To decide if an FSA is right for you, take stock of your health. If you have any ongoing or expected medical needs you might need to pay for in the upcoming year, an FSA is a great use of your money. If you can’t think of ways you’d use the account, then you probably don’t need one.

How to use an FSA

While you can’t use your FSA for insurance premiums, you can use it for copayments, coinsurance, deductibles, prescription medications, and dental and vision care, according to the IRS.

FSAs can also be used toward medical equipment and treatments such as:

  • Medicines prescribed by a doctor.
  • Blood sugar testing supplies.
  • Birth control.
  • Breast pumps.
  • Pregnancy tests.
  • Insulin.
  • Bandages.
  • Crutches.
  • Acupuncture.
  • Chiropractors.
  • Psychological treatment.
  • Smoking cessation programs.

You can’t use your FSA to pay for gym memberships, over-the-counter drugs without a prescription, vitamins or cosmetic procedures. In some instances, such as smoking cessation or diet counseling, you may need a doctor’s referral to prove you really need the covered treatment. For a full list of covered treatments and rules, check the IRS document on approved medical expenses.

Determine your annual contribution

During open enrollment, you decide how much you plan to allocate to your FSA. You can contribute up to $2,550 in 2016, but you can only adjust your amount during open enrollment.
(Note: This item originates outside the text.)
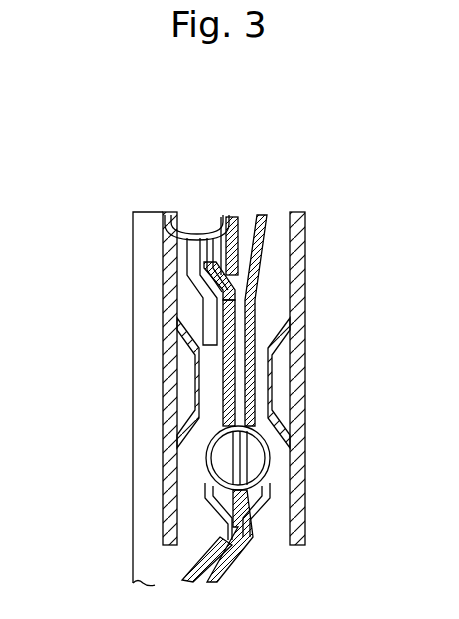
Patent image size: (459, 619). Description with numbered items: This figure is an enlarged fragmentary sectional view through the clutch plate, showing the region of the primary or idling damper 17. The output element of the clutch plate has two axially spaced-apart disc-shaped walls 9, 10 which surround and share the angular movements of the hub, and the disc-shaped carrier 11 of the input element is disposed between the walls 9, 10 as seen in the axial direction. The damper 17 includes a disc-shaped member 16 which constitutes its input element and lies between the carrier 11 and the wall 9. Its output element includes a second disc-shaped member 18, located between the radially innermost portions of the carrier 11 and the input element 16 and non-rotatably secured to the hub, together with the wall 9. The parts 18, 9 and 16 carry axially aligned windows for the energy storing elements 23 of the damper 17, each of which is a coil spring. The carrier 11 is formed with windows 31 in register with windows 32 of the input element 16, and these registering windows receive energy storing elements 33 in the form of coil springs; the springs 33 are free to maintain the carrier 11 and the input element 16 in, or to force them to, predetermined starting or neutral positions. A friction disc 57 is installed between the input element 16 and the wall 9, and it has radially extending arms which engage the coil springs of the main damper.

If it’s your first job, you’ll have to make some predictions. Read through your employer-offered health care plan carefully to learn about the cost of copays. If you have any underlying conditions, such as asthma or diabetes, factor in how much you’ll pay for your medications. Then consider your other needs as well. For example, you could use funds for dental or vision care (including copays).

FSAs are “use-or-lose,” meaning the amount in your account will expire at the end of the year. However, employers do have two options to prevent employees from losing any funds remaining at year’s end: carry over funds or apply a grace period. The first option lets you carry over up to $500 to the next year. The second option offers a grace period for 2.5 months to spend any leftover funds. Employers can offer either option, but not both.

The bottom line

There’s no one-size-fits-all when it comes to flexible savings accounts. To decide if one is right for you, forecast upcoming health and related expenses for the year and become familiar with the FSA plan being offered.

“You have to read your company’s plan to know what you’re getting into because it may be more restrictive than the IRS is,” says Coleen Pantalone, personal finance expert and professor of finance at Northeastern University D’Amore-McKim School of Business in Boston. “Take the time to understand it, and seek out help if you need it.”